Счастливая особенность нашего народа: арестованные, в большинстве своем, казалось, не унывали. По крайней мере в нашей камере люди держались бодро. Нескончаемым потоком лились рассказы, беседы, анекдоты. Обычно вечером начинался «анекдотный репертуар». Наш «светский батя» перед отходом ко сну просил сокамерников помолчать и дать ему возможность «свершить молитву». Остальные если не замолкали полностью, то, во всяком случае, стихали. И вот

 

- 162 -

однажды, «свершив молитву», почтенный священник не удержался и рассказал такой скабрезный анекдот, что, как говорится, стены покраснели от стыда.

Батюшку увели. Вместо него впустили нового арестованного. Когда звучно закрылась дверь, перед нами стоял тоже священник. Высокий, плотный старик с окладистой бородой, лицом похожий на Льва Толстого в старости. На его ногах были деревенские смазные сапоги. Я решил, что его привезли из какой-то деревни. Но я ошибся. При ближайшем знакомстве он оказался очень образованным человеком, окончившим Духовную академию и служившим в Ленинграде, в Никольском соборе. Утонченно образованный, несмотря на простецкую внешность, семинарское произношение на «о», он завоевывал симпатию какой-то детски наивной простотой и чистотой.

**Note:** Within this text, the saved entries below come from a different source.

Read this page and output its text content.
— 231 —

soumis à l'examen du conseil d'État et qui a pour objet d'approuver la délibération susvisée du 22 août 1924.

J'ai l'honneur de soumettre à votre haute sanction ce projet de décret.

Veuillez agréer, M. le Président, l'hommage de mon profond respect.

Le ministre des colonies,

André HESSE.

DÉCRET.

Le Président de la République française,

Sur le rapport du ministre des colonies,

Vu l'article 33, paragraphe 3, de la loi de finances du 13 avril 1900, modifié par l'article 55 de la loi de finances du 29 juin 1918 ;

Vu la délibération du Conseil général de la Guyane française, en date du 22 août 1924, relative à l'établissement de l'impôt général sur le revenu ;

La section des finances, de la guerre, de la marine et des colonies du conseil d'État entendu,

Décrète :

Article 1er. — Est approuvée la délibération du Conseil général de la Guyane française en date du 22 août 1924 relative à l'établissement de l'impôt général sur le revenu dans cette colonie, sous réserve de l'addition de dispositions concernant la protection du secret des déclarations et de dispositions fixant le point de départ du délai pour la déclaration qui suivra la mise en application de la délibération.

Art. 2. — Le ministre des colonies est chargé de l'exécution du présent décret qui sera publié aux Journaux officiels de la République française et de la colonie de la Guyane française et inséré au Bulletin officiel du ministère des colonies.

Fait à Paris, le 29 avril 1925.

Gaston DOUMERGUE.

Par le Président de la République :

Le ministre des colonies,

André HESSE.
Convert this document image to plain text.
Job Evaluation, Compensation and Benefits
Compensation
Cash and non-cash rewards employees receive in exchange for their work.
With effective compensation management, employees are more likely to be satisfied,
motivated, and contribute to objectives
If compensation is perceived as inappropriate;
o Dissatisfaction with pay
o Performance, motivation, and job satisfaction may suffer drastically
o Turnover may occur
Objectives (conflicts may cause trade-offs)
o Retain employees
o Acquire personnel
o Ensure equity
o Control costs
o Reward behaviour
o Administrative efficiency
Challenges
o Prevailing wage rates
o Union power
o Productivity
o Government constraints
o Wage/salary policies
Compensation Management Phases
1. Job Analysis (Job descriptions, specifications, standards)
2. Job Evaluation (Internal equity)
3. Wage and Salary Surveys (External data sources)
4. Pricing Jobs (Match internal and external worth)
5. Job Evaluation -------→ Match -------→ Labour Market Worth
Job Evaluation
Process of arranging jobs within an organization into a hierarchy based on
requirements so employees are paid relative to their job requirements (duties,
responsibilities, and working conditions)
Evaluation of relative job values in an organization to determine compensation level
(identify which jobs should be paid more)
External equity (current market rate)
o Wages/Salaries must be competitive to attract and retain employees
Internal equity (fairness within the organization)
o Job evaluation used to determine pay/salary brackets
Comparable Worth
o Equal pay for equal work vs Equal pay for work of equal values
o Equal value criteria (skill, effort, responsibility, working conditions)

Помню, я разговорился с «беломорцем» об Архангельске, Мурманске, о рыбаках-поморах. В разговоре мы коснулись белухи. Мой собеседник рассказал о том, что это крупное морское животное помогает рыбакам ловить рыбу. Когда белуха заходит в фиорды, то рыба, которой она питается, в панике целыми косяками устремляется от нее. Рыбаки выходят в море, и улов ошалевшей от страха рыбы получается очень хорошим. Мне никогда не приходилось видеть белуху, но я слышал о ней и раньше. А на священника этот рассказ произвел почему-то сильное впечатление. Он все расспрашивал: «Белуха! А ну-ка, расскажи еще о ней. А кака-така она с виду? Ах, ну и белуха!»

Вечером, перед отбоем, когда все укладывались спать, каждый арестованный обычно говорил о том, что бы он хотел увидеть во сне. Большинство хотели увидеть своих близких, оставшихся на свободе и, конечно, волнующихся за мужей, отцов и сыновей, арестованных «органами». А священник, укладываясь на койку, которую я ему уступил, с глубоким вздохом сказал: «А я бы во сне хотел белуху увидеть».

Как я заметил, он почему-то относился ко мне с особенной симпатией. У меня также успело сложиться к нему хорошее отношение. Но, поскольку у нас с ним возникали частые споры по вопросам религии, под конец моего пребывания в камере я почувствовал с его стороны заметную отчужденность. Это было мне очень неприятно, — тем более, что я

 

- 163 -

уяснил себе причины нашего разногласия. Они объяснялись главным образом разницей в нашем возрасте.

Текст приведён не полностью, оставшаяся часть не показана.